There’s a new economic buzzword doing the rounds: ‘infrastructure’.
The Productivity Commission recently released a draft report that found Australia gets a poor bang for its buck when investing in infrastructure.
The draft report identified a number of factors that are to blame: slow approvals processes, a lack of rigorous cost-benefit analyses, inadequate industrial relations regimes and mandates dictating the use of Australian labour and suppliers.
It’s a timely report, because the government and many economists have begun to talk of the importance of infrastructure as mining begins to decline.
Our outdated infrastructure is also holding back investment and productivity.
Anyone who lives in an Australian capital city can see it for themselves: crowded roads, inadequate public transport, and inefficient airports.
While there is broad agreement on the need for better infrastructure; the big question is how to fund it.

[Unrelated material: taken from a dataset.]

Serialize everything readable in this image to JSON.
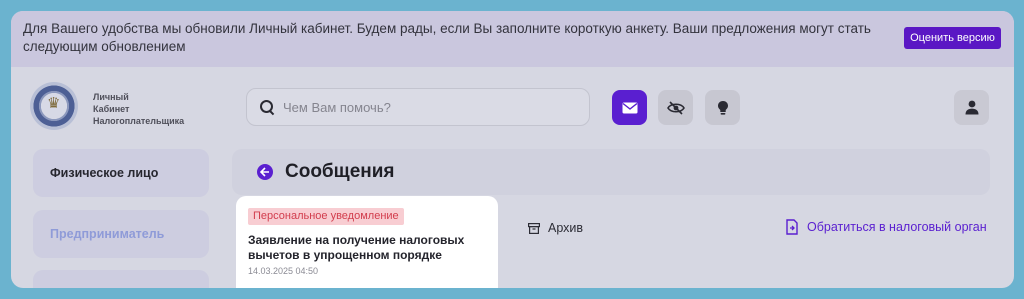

We all know that Federal and State governments are running out of money and running up big debts. There is also a critical need for infrastructure to boost productivity and investment.

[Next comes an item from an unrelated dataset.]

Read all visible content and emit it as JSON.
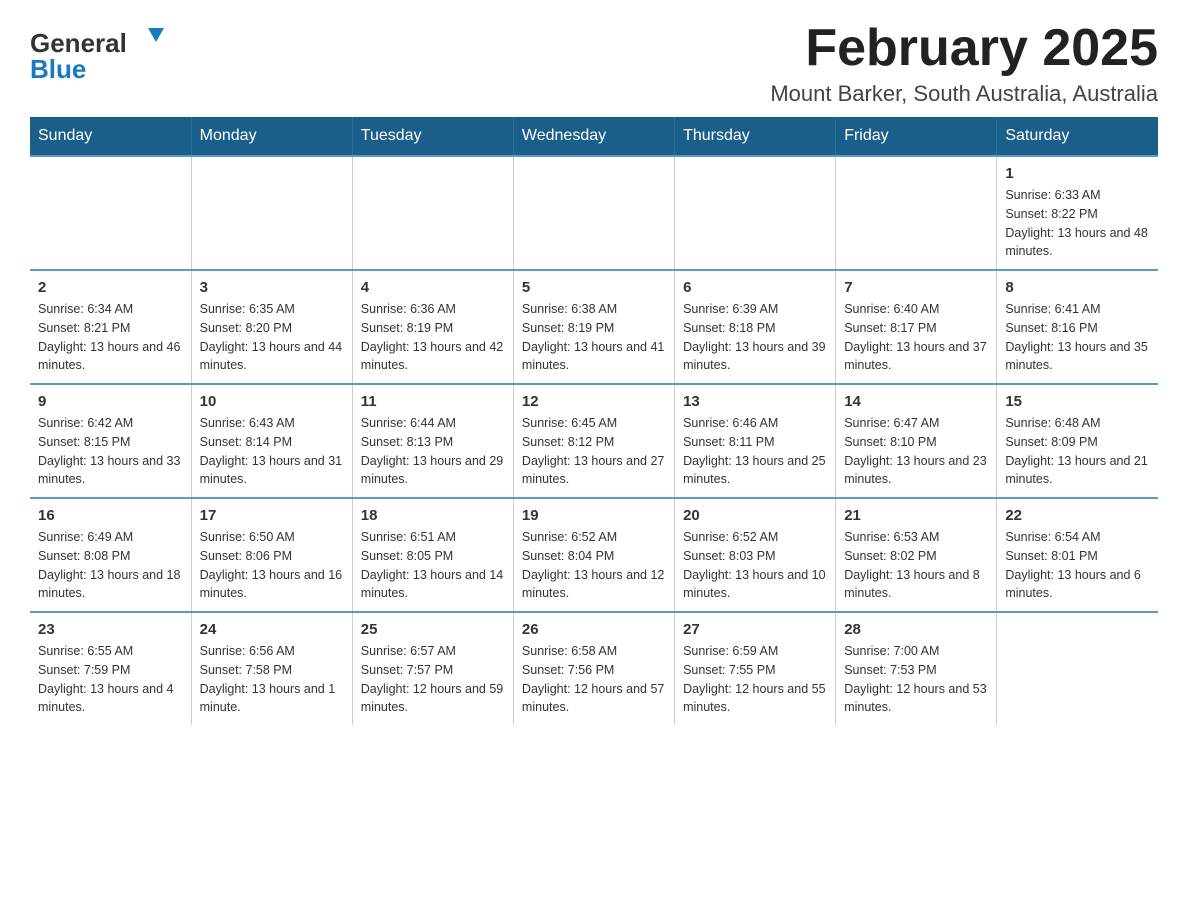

So the government is naturally eyeing the private sector and the $1.8 trillion pool of superannuation funds.
They want to encourage investors to back big infrastructure projects.
But investors would be crazy to do so.
Infrastructure projects in this country are frequently expensive, poorly planned and deliver a poor return for investment — both for taxpayers and private investors.
The productivity commission report spells it out. But if there was any doubt about their findings, you’d only have to look at a recent string of projects.
Sydney’s Cross City Tunnel, the Airport rail line and Brisbane’s cross river tunnel are notable examples of big, expensive projects that have lost investors’ money.
The projects looked attractive to investors, with the government taking on most of the project cost and providing rosy projections of patronage.
But these passenger projections turned out to be fantastical, and the financial case never properly tested. Construction companies got big contracts, the politicians got their photo ops, and investors either lost money outright or got a bad return.
But the damage wasn’t limited to those who directly invested in the projects. It wasn’t just this wasteful investment that stung taxpayers. Congestion in many cases got worse after these projects were built either as a direct consequence of poor planning or the deferral of more critical projects. That’s not to mention the disruption to business caused by construction, without any pay-off.
Currently under construction, the NBN and East West Link in Melbourne (both government funded) look to be similar legacies of mis-management, bad planning and poor financial modelling.
The government does have access to another financing option, one that is more attractive to investors: asset sales.
Power plants, ports, government enterprises: all are saleable and will generate billions of dollars of government revenues. The private sector has run businesses such as Commonwealth Bank and Telstra more efficiently than the Government, delivering probability, dividends and strong returns for investors. (Even in spite of the bad publicity around the ‘T2’ sale of shares which occurred just before the dot com bust.)
That’s where investors should be looking.
In the meantime, ignore fancy tunnels and trains with big patronage estimates. History shows they’re probably a load of bull.